俺と樹は錬が自慢げに掲げる包丁がなんであるのかを理解し、唖然とすることしかできませんぞ。
「く……なんていう代物を手にしているのですか! 確かに勇者の中で錬さんにしかできない固有の厄介さですね。元康さん、何か張り合える槍はありませんか」
「無いですぞ」
く……油断していましたぞ。とんでもない脅威となる敵がいたのですぞ!
俺でも勝てるか自信がありませんな。
「とんでもない事をしてくださいますわ!」
「そ、そうだね。いつきくん。エプロンいるかい?」
「使わせていただきましょうか……それでも焼石に水の可能性が非常に高いですが……」
どこからかツッコミ不在という声が聞こえたような気がしますがそれどころではないのですぞ。

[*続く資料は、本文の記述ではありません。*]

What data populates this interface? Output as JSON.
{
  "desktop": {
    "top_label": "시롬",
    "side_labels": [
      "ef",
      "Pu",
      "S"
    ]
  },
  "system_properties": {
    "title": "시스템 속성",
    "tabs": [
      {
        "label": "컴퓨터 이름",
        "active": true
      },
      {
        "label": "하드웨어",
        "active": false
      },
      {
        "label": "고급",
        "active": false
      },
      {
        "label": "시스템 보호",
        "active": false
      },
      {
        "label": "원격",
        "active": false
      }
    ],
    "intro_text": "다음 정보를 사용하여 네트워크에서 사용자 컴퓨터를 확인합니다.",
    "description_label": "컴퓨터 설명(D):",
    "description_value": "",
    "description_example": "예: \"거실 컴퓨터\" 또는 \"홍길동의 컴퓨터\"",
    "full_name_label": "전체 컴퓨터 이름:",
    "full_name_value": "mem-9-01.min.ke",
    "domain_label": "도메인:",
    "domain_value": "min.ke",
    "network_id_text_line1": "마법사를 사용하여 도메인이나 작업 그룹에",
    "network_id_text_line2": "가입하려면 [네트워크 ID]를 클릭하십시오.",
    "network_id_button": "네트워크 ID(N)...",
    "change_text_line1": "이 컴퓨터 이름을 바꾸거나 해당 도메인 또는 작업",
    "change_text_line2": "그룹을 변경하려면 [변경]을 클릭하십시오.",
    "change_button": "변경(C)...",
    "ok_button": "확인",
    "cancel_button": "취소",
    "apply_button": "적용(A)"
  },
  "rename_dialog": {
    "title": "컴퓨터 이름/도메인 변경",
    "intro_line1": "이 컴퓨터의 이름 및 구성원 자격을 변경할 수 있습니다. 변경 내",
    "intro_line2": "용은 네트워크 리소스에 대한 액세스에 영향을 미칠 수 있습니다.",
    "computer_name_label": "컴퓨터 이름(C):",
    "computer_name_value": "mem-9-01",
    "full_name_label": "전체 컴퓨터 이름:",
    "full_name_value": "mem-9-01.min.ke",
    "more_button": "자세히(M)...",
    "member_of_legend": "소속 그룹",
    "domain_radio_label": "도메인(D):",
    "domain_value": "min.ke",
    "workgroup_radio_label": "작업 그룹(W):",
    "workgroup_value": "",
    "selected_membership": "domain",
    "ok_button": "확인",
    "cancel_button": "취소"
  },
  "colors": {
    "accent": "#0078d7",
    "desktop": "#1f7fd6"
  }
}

勝てる算段が付いていたのにここに来て敗色が濃厚になってしまいましたぞ。
俺の手に余るのですぞ。
「それではぁああああああああああ! 調理ぃいい開始ぃいいいい!」
ゴーン! っと大きな銅鑼を叩く音が響き渡りましたぞ。
「俺のスキルに驚くが良い! †刹那・みじん切り†!」
錬は野菜……玉ねぎに似た野菜を手に取ると高らかに空中に投げ、追いかけるように飛び上がってスキルを放ちました。
斬撃が無数に玉ねぎに似た野菜に刻み込まれ、黄金の輝きと共にクロタロウが持つボールの中に綺麗に落ちて行きました。
くっ……まるでお義父さんの料理風景を見ているかの様ですぞ。
いえ、ベースがお義父さんにしては見た目重視で少し要領が悪いとは思いますがな。